Task-based Parallelism

The traditional loop-level parallelism is simple but hardly allows users to exploit parallelism in more irregular applications such as graph algorithms, incremental flows, recursion, and dynamically-allocated data structures. To address these challenges, parallel programming and libraries are evolving from the tradition loop-based parallelism to the task-based model.

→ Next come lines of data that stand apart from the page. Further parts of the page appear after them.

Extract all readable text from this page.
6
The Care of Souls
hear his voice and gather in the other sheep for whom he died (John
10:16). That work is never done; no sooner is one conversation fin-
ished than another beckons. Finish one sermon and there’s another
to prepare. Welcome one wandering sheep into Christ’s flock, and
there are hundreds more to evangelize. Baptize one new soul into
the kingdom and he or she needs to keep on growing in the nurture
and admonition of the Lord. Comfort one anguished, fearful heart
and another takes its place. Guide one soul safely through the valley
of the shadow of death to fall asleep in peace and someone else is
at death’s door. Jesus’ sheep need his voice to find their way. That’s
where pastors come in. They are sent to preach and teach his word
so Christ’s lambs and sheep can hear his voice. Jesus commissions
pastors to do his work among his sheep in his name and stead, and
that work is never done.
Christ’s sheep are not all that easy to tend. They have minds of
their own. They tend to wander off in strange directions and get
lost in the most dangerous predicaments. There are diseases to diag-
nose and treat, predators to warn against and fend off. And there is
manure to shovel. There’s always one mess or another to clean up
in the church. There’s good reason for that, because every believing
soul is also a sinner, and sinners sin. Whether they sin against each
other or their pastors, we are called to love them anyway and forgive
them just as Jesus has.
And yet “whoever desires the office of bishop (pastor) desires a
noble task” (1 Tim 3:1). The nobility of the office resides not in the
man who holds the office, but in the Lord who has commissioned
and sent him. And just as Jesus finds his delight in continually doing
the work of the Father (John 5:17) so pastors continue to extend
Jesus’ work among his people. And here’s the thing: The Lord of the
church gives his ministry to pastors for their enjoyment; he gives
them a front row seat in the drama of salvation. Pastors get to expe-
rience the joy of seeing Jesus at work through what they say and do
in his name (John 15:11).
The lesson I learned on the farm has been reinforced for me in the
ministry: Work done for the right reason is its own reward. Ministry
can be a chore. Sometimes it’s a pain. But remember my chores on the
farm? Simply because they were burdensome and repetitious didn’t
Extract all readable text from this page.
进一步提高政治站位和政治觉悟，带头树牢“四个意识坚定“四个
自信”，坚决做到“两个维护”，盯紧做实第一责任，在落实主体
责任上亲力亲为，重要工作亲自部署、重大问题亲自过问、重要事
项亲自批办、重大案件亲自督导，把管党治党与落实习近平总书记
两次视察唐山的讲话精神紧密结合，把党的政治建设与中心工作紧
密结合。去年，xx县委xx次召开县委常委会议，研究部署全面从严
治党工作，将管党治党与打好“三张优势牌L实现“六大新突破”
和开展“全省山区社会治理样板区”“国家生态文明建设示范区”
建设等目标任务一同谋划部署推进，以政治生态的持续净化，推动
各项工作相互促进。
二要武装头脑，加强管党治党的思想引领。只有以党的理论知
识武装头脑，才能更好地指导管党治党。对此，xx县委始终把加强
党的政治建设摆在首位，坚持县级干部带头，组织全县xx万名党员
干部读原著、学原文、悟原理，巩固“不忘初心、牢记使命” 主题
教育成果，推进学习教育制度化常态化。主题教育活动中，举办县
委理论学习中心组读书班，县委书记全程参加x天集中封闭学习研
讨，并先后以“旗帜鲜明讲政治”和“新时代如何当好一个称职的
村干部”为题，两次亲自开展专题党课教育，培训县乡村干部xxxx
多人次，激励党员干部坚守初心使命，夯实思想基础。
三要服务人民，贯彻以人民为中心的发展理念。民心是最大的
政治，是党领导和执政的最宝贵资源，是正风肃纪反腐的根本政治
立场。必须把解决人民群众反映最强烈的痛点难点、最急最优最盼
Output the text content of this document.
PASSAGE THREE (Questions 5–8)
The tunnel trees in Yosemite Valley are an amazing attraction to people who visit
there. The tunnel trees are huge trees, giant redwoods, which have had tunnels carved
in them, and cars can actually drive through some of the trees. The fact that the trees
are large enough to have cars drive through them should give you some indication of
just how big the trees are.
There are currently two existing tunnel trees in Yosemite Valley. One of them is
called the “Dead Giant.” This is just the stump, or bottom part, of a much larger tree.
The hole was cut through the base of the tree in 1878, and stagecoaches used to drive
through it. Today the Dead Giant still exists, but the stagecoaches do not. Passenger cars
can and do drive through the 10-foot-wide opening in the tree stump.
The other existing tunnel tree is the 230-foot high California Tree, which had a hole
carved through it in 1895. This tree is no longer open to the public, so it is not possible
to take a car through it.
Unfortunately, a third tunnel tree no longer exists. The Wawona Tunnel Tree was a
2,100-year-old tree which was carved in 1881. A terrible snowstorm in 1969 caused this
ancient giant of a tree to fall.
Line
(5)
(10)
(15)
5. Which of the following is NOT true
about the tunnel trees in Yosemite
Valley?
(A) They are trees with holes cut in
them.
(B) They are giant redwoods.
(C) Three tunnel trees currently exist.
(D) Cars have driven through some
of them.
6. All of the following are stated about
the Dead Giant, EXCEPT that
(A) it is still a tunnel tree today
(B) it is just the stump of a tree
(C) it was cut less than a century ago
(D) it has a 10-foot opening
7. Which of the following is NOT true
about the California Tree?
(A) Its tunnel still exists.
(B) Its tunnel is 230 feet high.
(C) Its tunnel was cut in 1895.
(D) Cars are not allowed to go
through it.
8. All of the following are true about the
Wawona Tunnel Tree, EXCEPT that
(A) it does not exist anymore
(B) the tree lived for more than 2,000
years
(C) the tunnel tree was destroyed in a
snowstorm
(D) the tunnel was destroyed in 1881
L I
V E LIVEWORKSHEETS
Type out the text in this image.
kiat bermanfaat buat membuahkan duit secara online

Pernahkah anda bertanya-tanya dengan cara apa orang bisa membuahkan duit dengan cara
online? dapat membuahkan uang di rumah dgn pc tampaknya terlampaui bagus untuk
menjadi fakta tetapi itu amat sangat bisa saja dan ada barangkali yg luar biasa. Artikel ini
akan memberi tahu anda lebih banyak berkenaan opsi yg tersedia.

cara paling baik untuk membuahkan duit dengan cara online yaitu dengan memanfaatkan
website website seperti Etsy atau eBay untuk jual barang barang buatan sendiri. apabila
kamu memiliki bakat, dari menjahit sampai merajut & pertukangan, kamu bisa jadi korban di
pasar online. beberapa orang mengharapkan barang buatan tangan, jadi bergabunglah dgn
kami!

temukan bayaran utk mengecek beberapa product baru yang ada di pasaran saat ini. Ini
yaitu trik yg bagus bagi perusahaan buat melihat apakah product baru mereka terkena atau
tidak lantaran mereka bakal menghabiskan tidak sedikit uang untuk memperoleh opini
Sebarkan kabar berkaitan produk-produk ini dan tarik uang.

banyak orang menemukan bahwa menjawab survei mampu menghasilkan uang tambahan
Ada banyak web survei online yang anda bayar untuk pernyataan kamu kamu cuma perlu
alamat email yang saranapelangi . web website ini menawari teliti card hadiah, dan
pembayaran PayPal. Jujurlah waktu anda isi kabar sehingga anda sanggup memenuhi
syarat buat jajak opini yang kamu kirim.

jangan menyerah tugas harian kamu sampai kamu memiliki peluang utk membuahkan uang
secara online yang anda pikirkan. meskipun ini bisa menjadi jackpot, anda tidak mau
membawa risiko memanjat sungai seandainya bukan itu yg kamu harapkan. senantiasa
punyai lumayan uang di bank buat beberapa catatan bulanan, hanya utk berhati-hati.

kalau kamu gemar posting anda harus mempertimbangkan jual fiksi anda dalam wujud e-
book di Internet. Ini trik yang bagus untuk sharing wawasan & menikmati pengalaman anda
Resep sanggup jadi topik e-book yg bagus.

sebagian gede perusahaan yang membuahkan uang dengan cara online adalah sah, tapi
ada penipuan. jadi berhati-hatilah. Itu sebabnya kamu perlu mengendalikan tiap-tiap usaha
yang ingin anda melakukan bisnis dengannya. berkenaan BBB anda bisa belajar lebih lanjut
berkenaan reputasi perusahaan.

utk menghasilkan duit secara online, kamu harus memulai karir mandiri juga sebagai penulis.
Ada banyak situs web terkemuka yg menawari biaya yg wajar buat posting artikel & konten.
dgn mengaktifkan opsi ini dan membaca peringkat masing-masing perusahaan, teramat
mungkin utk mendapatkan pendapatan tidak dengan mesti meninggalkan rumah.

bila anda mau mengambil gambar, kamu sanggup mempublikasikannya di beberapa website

Taskflow Task1 Task1 Task2 Task2 Task1->Task2 Task3 Task3 Task1->Task3 Task4 Task4 Task1->Task4 Task5 Task5 Task2->Task5 Task3->Task5 Task6 Task6 Task4->Task6 Task5->Task6

The above figure shows an example task dependency graph. Each node in the graph represents a task unit at function level and each edge indicates the task dependency between a pair of tasks. Task-based model offers a powerful means to express both regular and irregular parallelism in a top-down manner, and provides transparent scaling to large number of cores. In fact, it has been proven, both by the research community and the evolution of parallel programming standards, task-based approach scales the best with future processor generations and architectures.

The Project Mantra

The goal of Taskflow is simple - We help developers quickly write parallel programs with high performance scalability and simultaneous high productivity. We want developers to write simple and effective parallel code, specifically with the following objectives:

  • Expressiveness
  • Readability
  • Transparency

In a nutshell, code written with Taskflow explains itself. The transparency allows developers to focus on the development of application algorithms and parallel decomposition strategies, rather than low-level, system-specific details.